While Morgan Stanley's Mark Edelstone is getting well-deserved credit for calling the Intel upside surprise earlier this month, Kumar was the first one to stick his neck out and say that Intel's third quarter was going to be a winner.
That was Aug. 21, when Kumar raised his Intel rating from a buy to a strong buy, writing that PC original-equipment manufacturers were asking for more chips. The channel vendors and system aggregators also were saying that unit demand was very strong, which implied that the upsurge wasn't just the industry's annual inventory build-up. "It was for true consumer consumption" reasons, he says.
Based on the extra revenue, Kumar predicted back in June -- when the Street consensus was 73 cents a share -- that Intel could earn 80 cents a share in its third quarter based on revenues of $6.4 billion. "The herd instinct is in place so no one can claim that they were wrong," he explains. "Guys like me who stick our neck out are either right or we get bashed for being wrong -- it's a case of no guts, no glory." Kumar, who has a 105 12-month price bounty on Intel, isn't as bullish on Intel competitor Advanced Micro Devices (AMD:NYSE), rating it a neutral.
Looking ahead, Kumar sees the Gateway YourWare model becoming more of a reality on the low end for PC makers. Next month, consumer electronics stores will begin selling a new line of "e-machines" from Trigem, Korea's largest PC manufacturer, for $549 with a $50 rebate. The amazing thing is this new PC package -- which Kumar says will offer 80% of a mainstream PC's features at 25% of the price -- will include a 14-inch monitor.
"Soon the sub-$500 PC, not just the sub-$1,000 PC, will be a reality," says Kumar, who believes that PC companies and chip makers that enter at this level will have to sell their wares virtually at cost. As with the YourWare program, in which vendors try to find profits from e-commerce transactions after the purchase, PC manufacturers will need to set up deals with internet service providers to get a piece of customers' ISP charges down the line.

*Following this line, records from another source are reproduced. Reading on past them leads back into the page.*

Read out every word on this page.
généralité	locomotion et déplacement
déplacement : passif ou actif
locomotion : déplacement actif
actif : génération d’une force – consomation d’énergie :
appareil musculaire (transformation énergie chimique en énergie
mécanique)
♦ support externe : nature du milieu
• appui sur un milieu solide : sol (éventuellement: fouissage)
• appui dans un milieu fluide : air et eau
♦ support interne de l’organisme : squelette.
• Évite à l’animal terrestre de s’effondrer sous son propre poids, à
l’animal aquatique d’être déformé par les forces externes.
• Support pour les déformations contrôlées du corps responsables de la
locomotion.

That's exactly what Trigem is looking to do with Netcom, a privately held regional ISP that is in a fierce battle for market share.

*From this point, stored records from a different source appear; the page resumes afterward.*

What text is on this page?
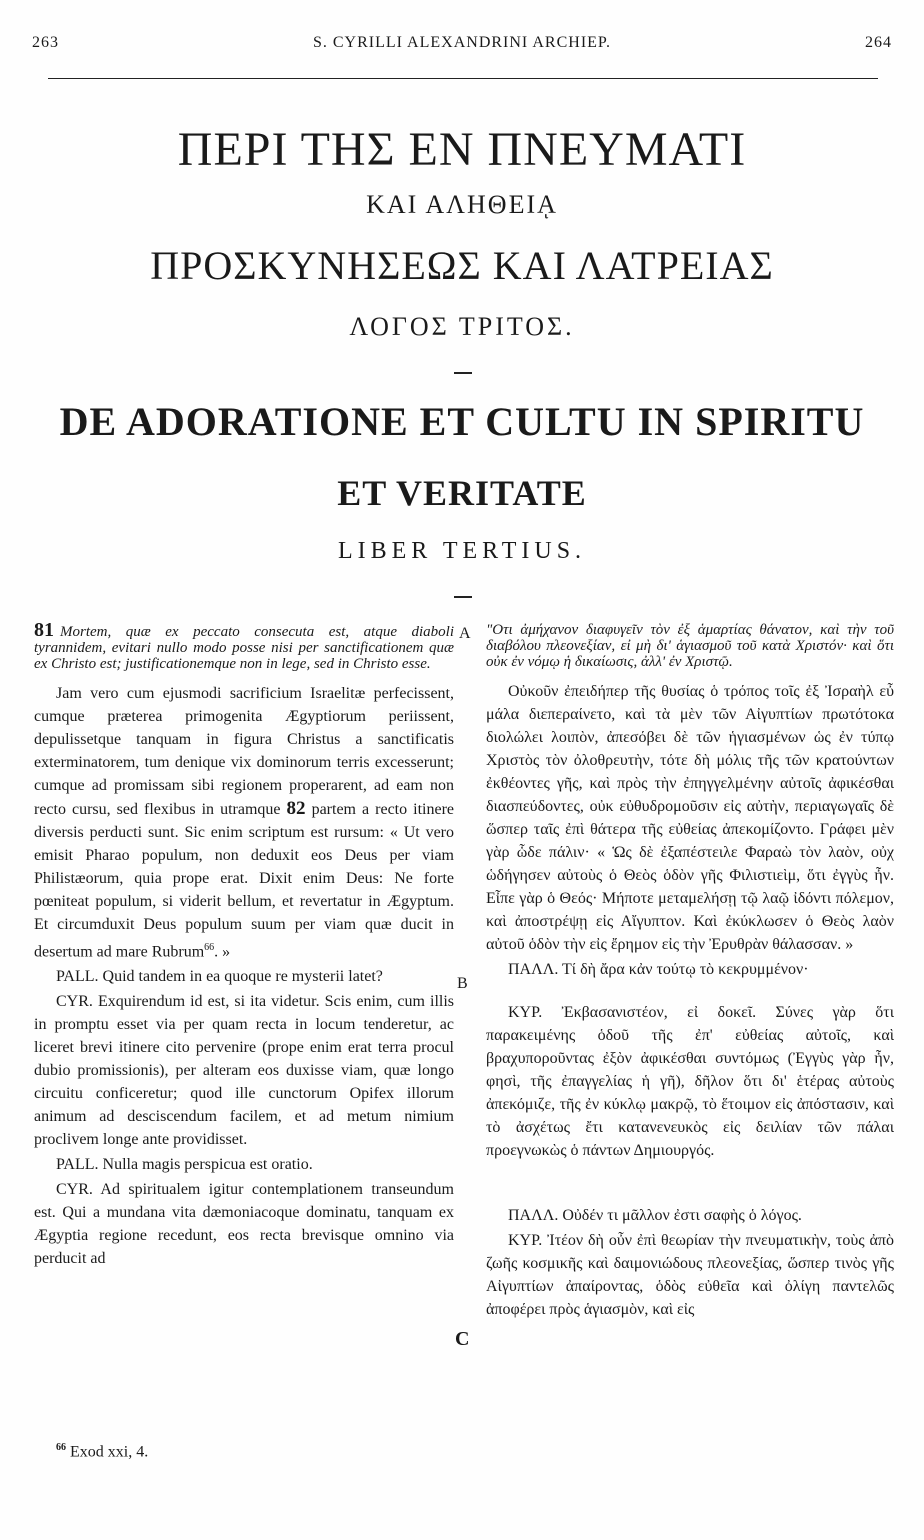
263	S. CYRILLI ALEXANDRINI ARCHIEP.	264
ΠΕΡΙ ΤΗΣ ΕΝ ΠΝΕΥΜΑΤΙ
ΚΑΙ ΑΛΗΘΕΙᾼ
ΠΡΟΣΚΥΝΗΣΕΩΣ ΚΑΙ ΛΑΤΡΕΙΑΣ
ΛΟΓΟΣ ΤΡΙΤΟΣ.
DE ADORATIONE ET CULTU IN SPIRITU
ET VERITATE
LIBER TERTIUS.

81 Mortem, quæ ex peccato consecuta est, atque diaboli tyrannidem, evitari nullo modo posse nisi per sanctificationem quæ ex Christo est; justificationemque non in lege, sed in Christo esse.

Jam vero cum ejusmodi sacrificium Israelitæ perfecissent, cumque præterea primogenita Ægyptiorum periissent, depulissetque tanquam in figura Christus a sanctificatis exterminatorem, tum denique vix dominorum terris excesserunt; cumque ad promissam sibi regionem properarent, ad eam non recto cursu, sed flexibus in utramque 82 partem a recto itinere diversis perducti sunt. Sic enim scriptum est rursum: « Ut vero emisit Pharao populum, non deduxit eos Deus per viam Philistæorum, quia prope erat. Dixit enim Deus: Ne forte pœniteat populum, si viderit bellum, et revertatur in Ægyptum. Et circumduxit Deus populum suum per viam quæ ducit in desertum ad mare Rubrum$^{66}$. »

PALL. Quid tandem in ea quoque re mysterii latet?

CYR. Exquirendum id est, si ita videtur. Scis enim, cum illis in promptu esset via per quam recta in locum tenderetur, ac liceret brevi itinere cito pervenire (prope enim erat terra procul dubio promissionis), per alteram eos duxisse viam, quæ longo circuitu conficeretur; quod ille cunctorum Opifex illorum animum ad desciscendum facilem, et ad metum nimium proclivem longe ante providisset.

PALL. Nulla magis perspicua est oratio.

CYR. Ad spiritualem igitur contemplationem transeundum est. Qui a mundana vita dæmoniacoque dominatu, tanquam ex Ægyptia regione recedunt, eos recta brevisque omnino via perducit ad

A
B
C

"Οτι ἀμήχανον διαφυγεῖν τὸν ἐξ ἁμαρτίας θάνατον, καὶ τὴν τοῦ διαβόλου πλεονεξίαν, εἰ μὴ δι' ἁγιασμοῦ τοῦ κατὰ Χριστόν· καὶ ὅτι οὐκ ἐν νόμῳ ἡ δικαίωσις, ἀλλ' ἐν Χριστῷ.

Οὐκοῦν ἐπειδήπερ τῆς θυσίας ὁ τρόπος τοῖς ἐξ Ἰσραὴλ εὖ μάλα διεπεραίνετο, καὶ τὰ μὲν τῶν Αἰγυπτίων πρωτότοκα διολώλει λοιπὸν, ἀπεσόβει δὲ τῶν ἡγιασμένων ὡς ἐν τύπῳ Χριστὸς τὸν ὀλοθρευτὴν, τότε δὴ μόλις τῆς τῶν κρατούντων ἐκθέοντες γῆς, καὶ πρὸς τὴν ἐπηγγελμένην αὐτοῖς ἀφικέσθαι διασπεύδοντες, οὐκ εὐθυδρομοῦσιν εἰς αὐτὴν, περιαγωγαῖς δὲ ὥσπερ ταῖς ἐπὶ θάτερα τῆς εὐθείας ἀπεκομίζοντο. Γράφει μὲν γὰρ ὧδε πάλιν· « Ὡς δὲ ἐξαπέστειλε Φαραὼ τὸν λαὸν, οὐχ ὡδήγησεν αὐτοὺς ὁ Θεὸς ὁδὸν γῆς Φιλιστιεὶμ, ὅτι ἐγγὺς ἦν. Εἶπε γὰρ ὁ Θεός· Μήποτε μεταμελήσῃ τῷ λαῷ ἰδόντι πόλεμον, καὶ ἀποστρέψῃ εἰς Αἴγυπτον. Καὶ ἐκύκλωσεν ὁ Θεὸς λαὸν αὐτοῦ ὁδὸν τὴν εἰς ἔρημον εἰς τὴν Ἐρυθρὰν θάλασσαν. »

ΠΑΛΛ. Τί δὴ ἄρα κἀν τούτῳ τὸ κεκρυμμένον·

ΚΥΡ. Ἐκβασανιστέον, εἰ δοκεῖ. Σύνες γὰρ ὅτι παρακειμένης ὁδοῦ τῆς ἐπ' εὐθείας αὐτοῖς, καὶ βραχυποροῦντας ἐξὸν ἀφικέσθαι συντόμως (Ἐγγὺς γὰρ ἦν, φησὶ, τῆς ἐπαγγελίας ἡ γῆ), δῆλον ὅτι δι' ἑτέρας αὐτοὺς ἀπεκόμιζε, τῆς ἐν κύκλῳ μακρῷ, τὸ ἕτοιμον εἰς ἀπόστασιν, καὶ τὸ ἀσχέτως ἔτι κατανενευκὸς εἰς δειλίαν τῶν πάλαι προεγνωκὼς ὁ πάντων Δημιουργός.

ΠΑΛΛ. Οὐδέν τι μᾶλλον ἐστι σαφὴς ὁ λόγος.

ΚΥΡ. Ἰτέον δὴ οὖν ἐπὶ θεωρίαν τὴν πνευματικὴν, τοὺς ἀπὸ ζωῆς κοσμικῆς καὶ δαιμονιώδους πλεονεξίας, ὥσπερ τινὸς γῆς Αἰγυπτίων ἀπαίροντας, ὁδὸς εὐθεῖα καὶ ὀλίγη παντελῶς ἀποφέρει πρὸς ἁγιασμὸν, καὶ εἰς

$^{66}$ Exod xxi, 4.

"This move will enormously pressure consumer-centric companies such as Packard Bell," a division of NEC (NIPNY:Nasdaq ADR), warns Kumar in a report from Monday. "The writing on the wall is onerous for participants in the PC food chain."
As Kumar's views become more widely disseminated -- thanks to his mass emails to clients and the media -- many company CEOs are starting to take note. Gateway CEO Ted Waitt even went out of his way, claims Kumar, to participate in a Piper Jaffray conference call on the PC direct seller two weeks ago. "Now it looks as if [Waitt] wants to appease me," says Kumar.
Maybe it's starting to pay for an analyst to tell the truth.